8.Preparation of Small Peptide AEYLR Modified Paclitaxel Nanostructured Lipid Carriers and Evaluation of Its Anti-tumor Effects
Cuiyan HAN ; Jianwen ZHOU ; Chang LIU ; Xiaoxing MA ; Cheng YUAN ; Yan DONG ; Shanshan JIN
China Pharmacy 2019;30(6):770-775
OBJECTIVE: To prepare Paclitaxel(PTX)nanostructured lipid carriers (NLC) modified by small peptide alanine-glutamic acid-tyrosine-leucine-arginine (AEYLR), and to evaluate its anti-tumor effect in vitro and in vivo. METHODS: NLC, PTX-NLC (P-NLC) and AEYLR modified P-NLC (A-P-NLC) were prepared by emulsion evaporation-low temperature solidification curing method.
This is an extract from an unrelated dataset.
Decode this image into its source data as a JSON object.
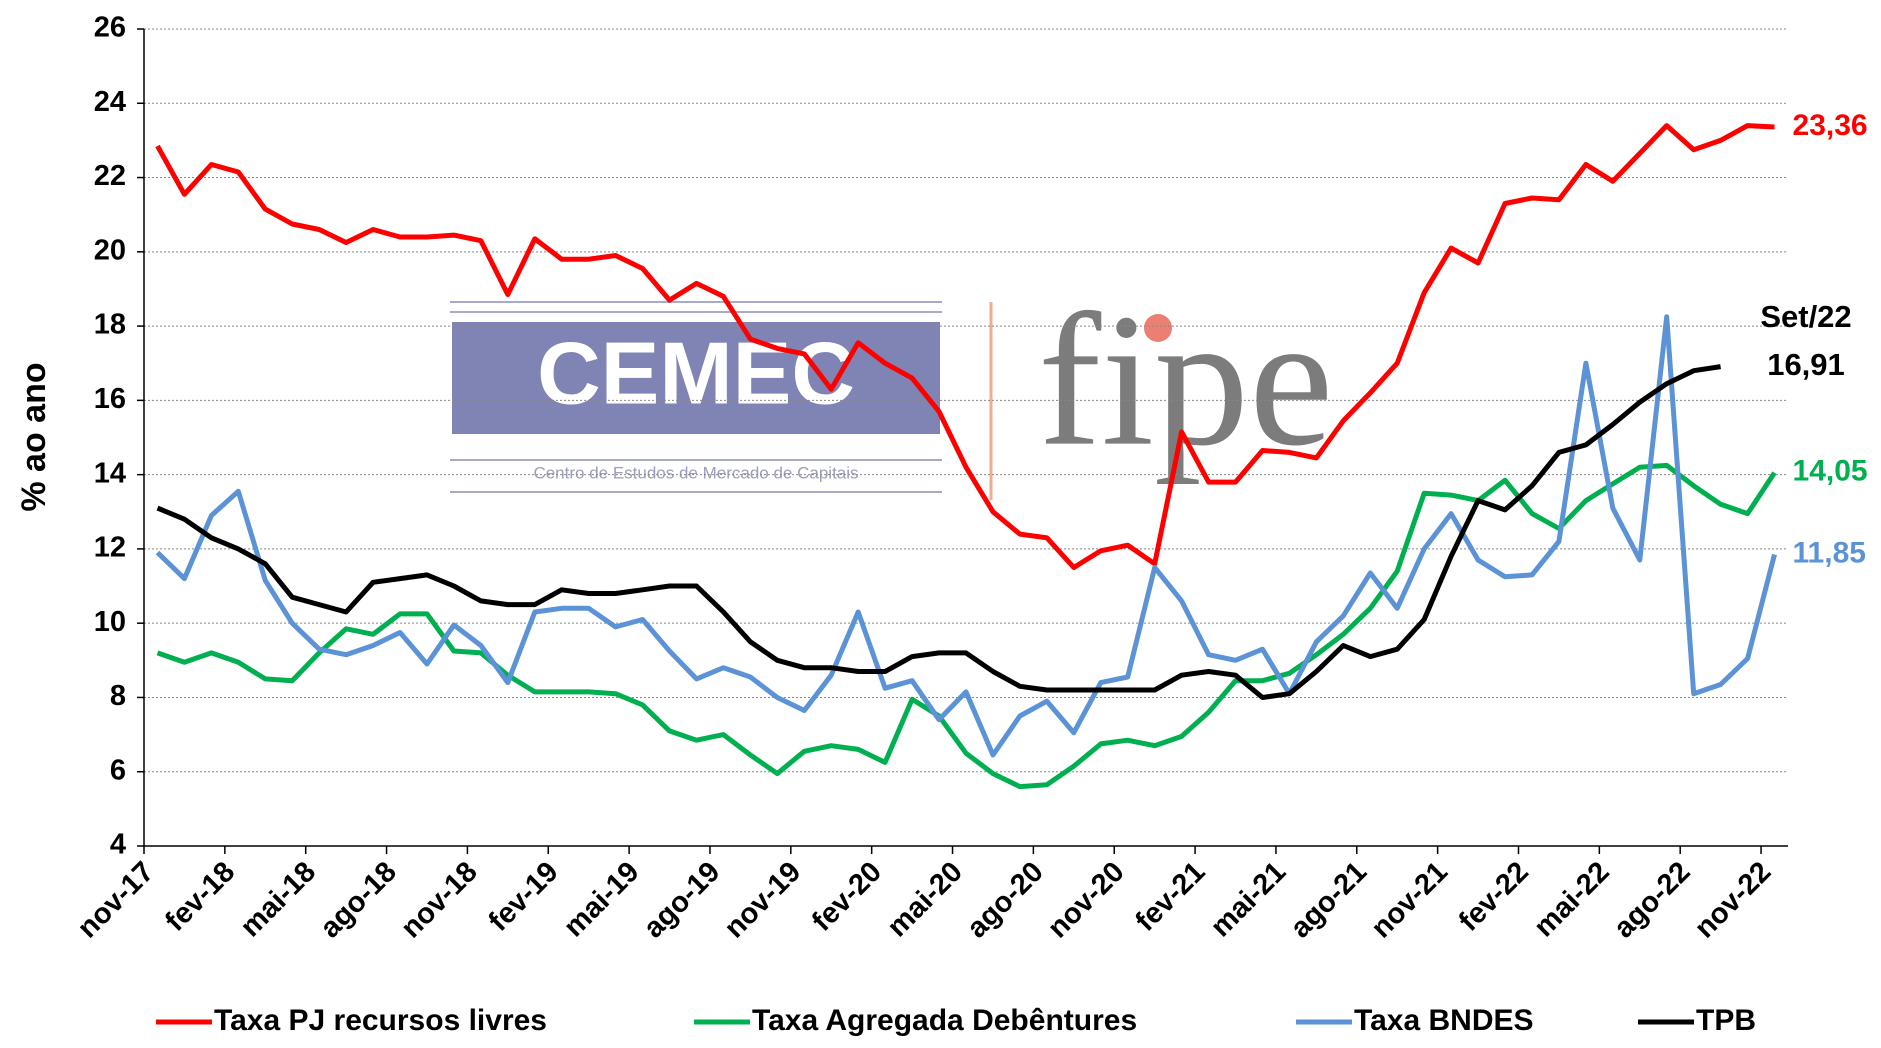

Its appearance, particle size, multi-dispersion index(PDI) and Zeta potential were characterized,encapsulation rate,drug loading and in vitro drug release were detected respectively. Using NCI-H1299 and S180 cells as objects, CCK-8 method was adopted to investigate inhibitory effects of free PTX, P-NLC and A-P-NLC (0.44-44.00 μg/mL, by PTX) to those cells. The half inhibition concentration (IC50) was calculated. Using S180 tumor-bearing mice as model animal, anti-tumor effects of free PTX, P-NLC and A-P-NLC (5 mg/kg, by PTX) were evaluated. RESULTS: P-NLC and A-P-NLC were round-like and dispersed evenly. The particle size, PDI and Zeta potential of A-P-NLC were (43.92±0.76) nm, 0.203±0.034 and (-19.77±1.16) mV, which were all increased to certain extent, compared with P-NLC. The encapsulation efficiency and drug loading of A-P-NLC were (95.71±0.68)% and(1.97±0.25)%, which were both decreased to certain extent, compared with P-NLC. The cumulative release rate of A-P-NLC was(35.17±2.08)% within 48 h, showing significant sustained-release effect compared with free PTX; the release of A-P-NLC was slower than P-NLC. Compared with free PTX and P-NLC, inhibitory rates of same concentration of A-P-NLC to NCI-H1299 cells and S180 cells were almost increased significantly, while IC50 values were all decreased significantly. There was no death in S180 tumor-bearing mice treated with A-P-NLC and the general condition was good; the volume of tumors was significantly reduced, the mass of tumors was significantly reduced, and the inhibition rate of tumors was significantly increased (P<0.05 or P<0.01). CONCLUSIONS: A-P-NLC has significantly sustained-release effects; its inhibitory rate to NCI-H1299 cells and S180 cells in vitro, and its inhibitory effects on S180 solid tumor in mice are all better than free PTX and P-NLC, while the toxicity is decreased to certain extent.